E voltamos a intercalar conversas rápidas e devaneios utópicos de minha parte. Pensando em Campagnelli, óculos, Jane, Julio e bandolins e ukeleles. Mas sobretudo em Campagnelli
- Umas 15:20...15:30, não lembro – respondi
Descemos na estação que dentro de meia hora ou mais encontraríamos Campagnelli e descemos uma das travessas da avenida principal, procurávamos por qualquer coisa que valesse a pena ver, e conversávamos sobre depressão. Will sempre falava coisas que me eu pensava em falar no momento ou no ato. Combinávamos que nem um casal de velho que já sabe das manias de cada um, que sabe qual será o próximo ato, a próxima palavra, a próxima decepção. O fato de nós dois sermos bem frustrados com o andamento que a vida e o mundo levam, criou um laço forte entre nós dois. Não uma relação na qual só há reclamações, sentimentalismo e romancismo, mas com certeza o elo que nos ligou está escondido em alguma dessas características de nós dois.
Entramos numa velha livraria e paramos a conversa sobre depressão, iriam pensar que planejávamos um suicídio em massa, só tem nóia por lá. Logo de cara fomos para o lado mais distante da loja, abaixávamos e levantávamos em busca de livros que nem nós sabiamos quais. Só estávamos matando o tempo e acabamos encontrando coisas interessantes. Enquanto Will se entretinha na sua procura por livros de Henry Miller e animava-se com os baixos preços da loja, fui perguntar ao vendedor e, pelo que me parecia, dono da livraria, sobre alguns livros do Bukowski.
-Ahh, Bucóviski tem todos, mas acabou tudo. Sempre aparecem todos por aqui, mas a procura é grande, então some tudo bem depressa.
- Ahh sim
Troquei mais umas palavras aleatórias com o vendedor sobre “Bucóviski” e subi com William na escada que dava para outro andar da pequena livraria, lá encontramos um gosto em comum. Psicologia.
- Barato pra caralho tudo por aqui
-Né
Conversei com o dono da loja depois sobre a possibilidade de trocar gibis antigos do meu pai por alguns livros de psicanálise que me interessei. Com a falta de resposta esclarecedora por parte do homem, peguei uns cartões da loja e, junto de Will, nos despedimos do homem  e da gostosíssima vendedora que tinha acabado de chegar para seu expediente.
Estávamos atrasados para nos encontrarmos com Campagnelli, então subimos a rua de volta à avenida em passos um pouco mais largos, conversando novamente sobre mulheres e livros. Olhei para frente e me diverti um pouco com a vista que tinha dos carros atravessando a avenida, das pessoas correndo para seus trabalhos, atravessando as largas ruas do lugar para chegar em algum canto. Comecei a me arrepender  de querer sair com Campa novamente, Will sempre me advertia sobre o perigo que essa garota trazia para mim e, como sempre, estava certo. Nunca dei ouvidos a o que meus amigos mais íntimos tinham a me dizer.

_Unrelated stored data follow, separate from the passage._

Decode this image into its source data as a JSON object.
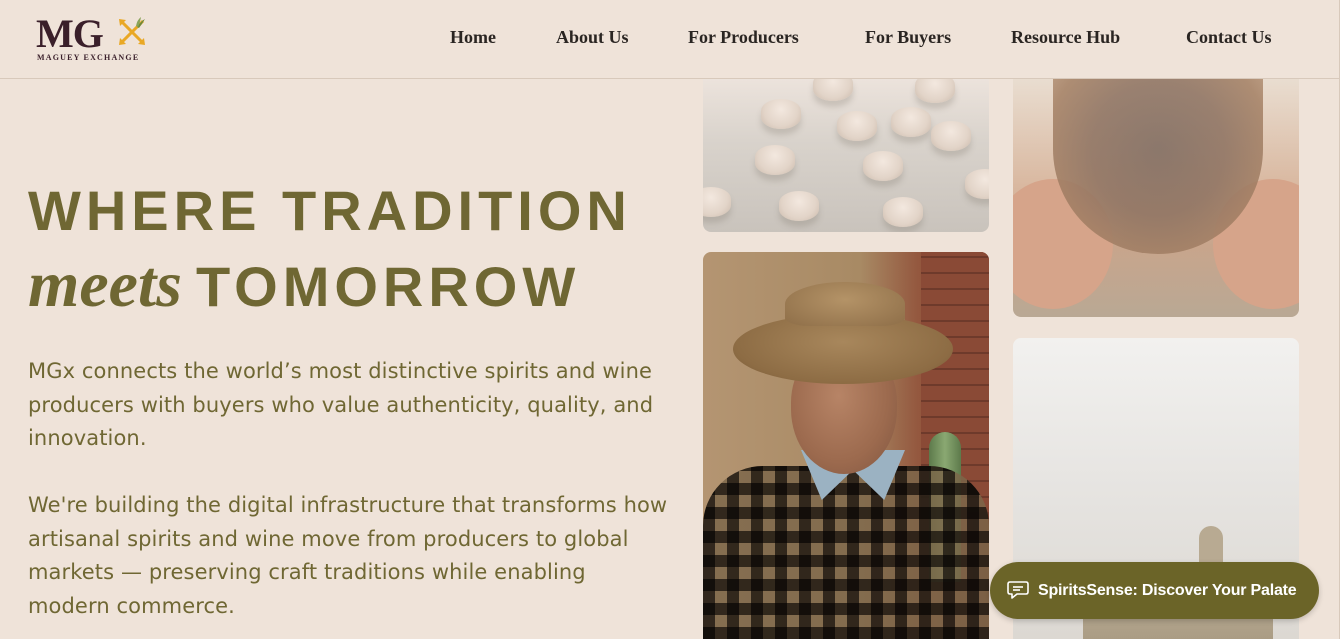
{
  "logo": {
    "mark": "MG",
    "subtitle": "MAGUEY EXCHANGE",
    "accent_color": "#e9a825"
  },
  "nav": {
    "items": [
      {
        "label": "Home"
      },
      {
        "label": "About Us"
      },
      {
        "label": "For Producers"
      },
      {
        "label": "For Buyers"
      },
      {
        "label": "Resource Hub"
      },
      {
        "label": "Contact Us"
      }
    ]
  },
  "hero": {
    "title_line1": "WHERE TRADITION",
    "title_italic": "meets",
    "title_word": "TOMORROW",
    "paragraph1": "MGx connects the world’s most distinctive spirits and wine producers with buyers who value authenticity, quality, and innovation.",
    "paragraph2": "We're building the digital infrastructure that transforms how artisanal spirits and wine move from producers to global markets — preserving craft traditions while enabling modern commerce."
  },
  "gallery": {
    "tiles": [
      {
        "name": "bottles-photo"
      },
      {
        "name": "bowl-photo"
      },
      {
        "name": "farmer-photo"
      },
      {
        "name": "church-photo"
      }
    ]
  },
  "chat": {
    "label": "SpiritsSense: Discover Your Palate",
    "icon": "chat-bubble-icon",
    "bg_color": "#6b6428"
  },
  "colors": {
    "background": "#efe3d9",
    "heading": "#6f6733",
    "nav_text": "#2a2522",
    "logo_text": "#3a1f2a"
  }
}
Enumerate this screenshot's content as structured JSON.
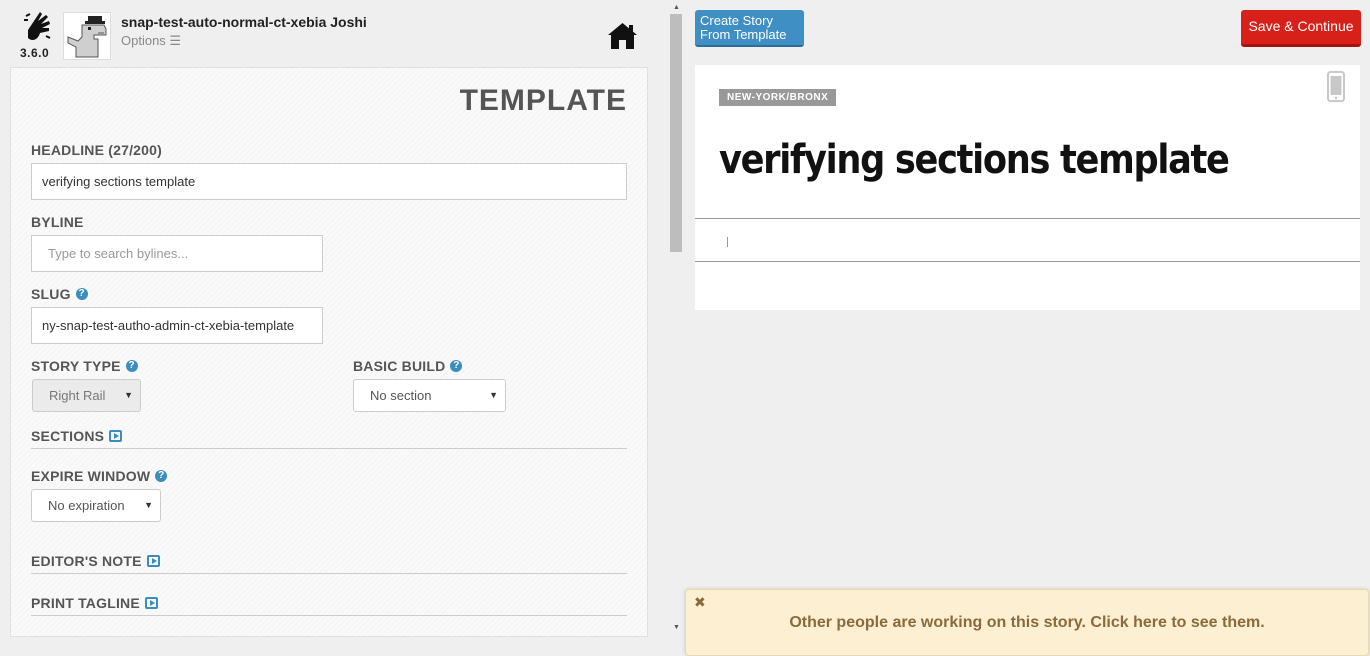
{
  "header": {
    "version": "3.6.0",
    "user_name": "snap-test-auto-normal-ct-xebia Joshi",
    "options_label": "Options ☰"
  },
  "form": {
    "title": "TEMPLATE",
    "headline_label": "HEADLINE (27/200)",
    "headline_value": "verifying sections template",
    "byline_label": "BYLINE",
    "byline_placeholder": "Type to search bylines...",
    "slug_label": "SLUG",
    "slug_value": "ny-snap-test-autho-admin-ct-xebia-template",
    "story_type_label": "STORY TYPE",
    "story_type_value": "Right Rail",
    "basic_build_label": "BASIC BUILD",
    "basic_build_value": "No section",
    "sections_label": "SECTIONS",
    "expire_window_label": "EXPIRE WINDOW",
    "expire_window_value": "No expiration",
    "editors_note_label": "EDITOR'S NOTE",
    "print_tagline_label": "PRINT TAGLINE"
  },
  "toolbar": {
    "create_template_label": "Create Story From Template",
    "save_continue_label": "Save & Continue"
  },
  "preview": {
    "section_tag": "NEW-YORK/BRONX",
    "headline": "verifying sections template"
  },
  "notification": {
    "close_label": "✖",
    "message": "Other people are working on this story. Click here to see them."
  },
  "colors": {
    "accent_blue": "#3f8fc4",
    "save_red": "#d7201a",
    "notify_bg": "#fdf0d2",
    "notify_text": "#8a6a3a"
  }
}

Cumprimentei-a com timidez, como sempre. O mesmo fez William. Fomos conversando e andando em direção a mais alguma livraria pela região. Não fazia idéia do que eu falava ou o que fazia, só pensava e chorava internamente pelos dias em que Campagnelli e eu ficávamos deitados juntos olhando um para o rosto do outro, sem fazer ou falar nada, com a minha insegurança bem longe e não pensando em mais nada ou ninguém além daquela garota loira e branca que nem papel. Com os olhos fechados  e sem dar a mínima atenção à mim, só respondendo com um sorriso automático e vazio quando eu fazia alguma brincadeira apaixonada com ela, devia ter imaginado desde o começo o que aconteceria caso me apaixonasse, mas, como dizem...somos uns imbecis.